Fiery Blast Kills 5 on I-95 in Maryland

Authorities reopened the northbound lanes of Interstate 95 early Wednesday after a fiery explosion killed five, tied up traffic for hours and left debris from mangled vehicles scattered over a major East Coast highway.


ELKRIDGE, Md. (AP) -- Authorities reopened the northbound lanes of Interstate 95 early Wednesday after a fiery explosion killed five, tied up traffic for hours and left debris from mangled vehicles scattered over a major East Coast highway.

The crash occurred at 3 p.m. Tuesday when a tanker carrying flammable material plunged off an overpass on Interstate 895, landing in the northbound lane of I-95, said Cpl. Rob Moroney of the Maryland State Police.

``There's still a lot of work to be done in reconstructing the accident scene.

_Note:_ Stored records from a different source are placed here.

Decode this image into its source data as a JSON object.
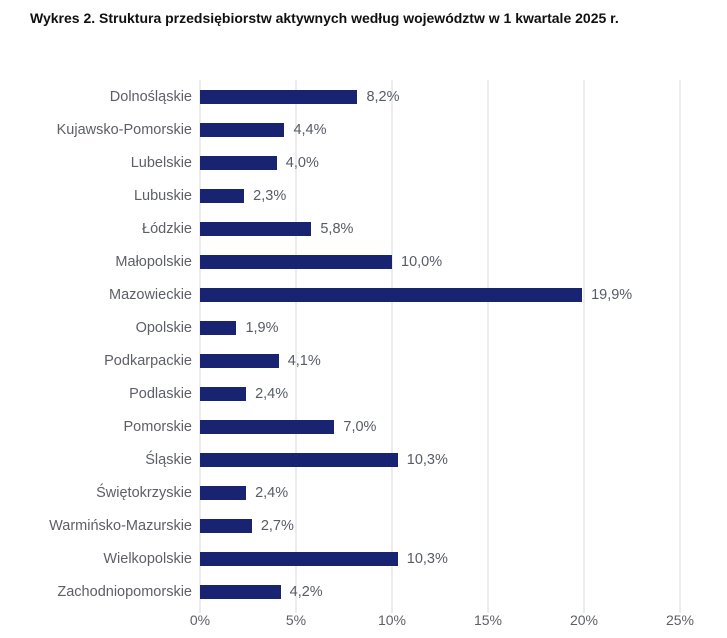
{
  "title": "Wykres 2. Struktura przedsiębiorstw aktywnych według województw w 1 kwartale 2025 r.",
  "chart_data": {
    "type": "bar",
    "orientation": "horizontal",
    "title": "Wykres 2. Struktura przedsiębiorstw aktywnych według województw w 1 kwartale 2025 r.",
    "categories": [
      "Dolnośląskie",
      "Kujawsko-Pomorskie",
      "Lubelskie",
      "Lubuskie",
      "Łódzkie",
      "Małopolskie",
      "Mazowieckie",
      "Opolskie",
      "Podkarpackie",
      "Podlaskie",
      "Pomorskie",
      "Śląskie",
      "Świętokrzyskie",
      "Warmińsko-Mazurskie",
      "Wielkopolskie",
      "Zachodniopomorskie"
    ],
    "values": [
      8.2,
      4.4,
      4.0,
      2.3,
      5.8,
      10.0,
      19.9,
      1.9,
      4.1,
      2.4,
      7.0,
      10.3,
      2.4,
      2.7,
      10.3,
      4.2
    ],
    "value_labels": [
      "8,2%",
      "4,4%",
      "4,0%",
      "2,3%",
      "5,8%",
      "10,0%",
      "19,9%",
      "1,9%",
      "4,1%",
      "2,4%",
      "7,0%",
      "10,3%",
      "2,4%",
      "2,7%",
      "10,3%",
      "4,2%"
    ],
    "xlabel": "",
    "ylabel": "",
    "xlim": [
      0,
      25
    ],
    "x_tick_labels": [
      "0%",
      "5%",
      "10%",
      "15%",
      "20%",
      "25%"
    ],
    "grid": "vertical",
    "legend": "none",
    "colors": {
      "bar": "#182371",
      "grid": "#d9d9d9",
      "category_label": "#5d5f66",
      "value_label": "#565b66",
      "axis_tick_label": "#5d5f66",
      "title": "#101010",
      "background": "#ffffff"
    }
  }
}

Until that work is completed, we don't know the cause of the accident or the crash,'' Cpl. Greg Prioleau said in a press conference early Wednesday.

Five vehicles burned down to their frames, said Gary McLhinney, chief of the Maryland Transportation Authority police. The tanker, two tractor trailers and two passenger vehicles were involved in the crash, located about six miles southwest of the city of Baltimore.

Police suspect one victim was in each car, though their findings were still preliminary. None of the victims had been identified.

The southbound lanes of I-95 opened Tuesday evening. The I-895 overpass opened early Wednesday, after officials deemed it structurally sound.

McLhinney said it appeared that nothing forced the tanker truck off the road and it did not appear to have swerved to avoid debris or another vehicle on the overpass.

A team of seven investigators from the National Transportation Safety Board was at the site. Investigators used hydraulic jaws and other equipment to pry apart the tangle of charred vehicles, said William Mould, a Howard County fire department spokesman.

``It's almost like looking at a junkyard, with parts of vehicles piled on top of each other,'' Mould said. ``With the foam piled on top of that, it's going to take a bit of time.''

Foam sprayed by firefighters covered all lanes of northbound I-95 and layered a white coating over mangled vehicles. The earth and grass on the east side of the road were scorched.

``The people in the cars never had a chance,'' said Dwane Roberts, a Baltimore truck driver who saw the tanker crash onto the road below.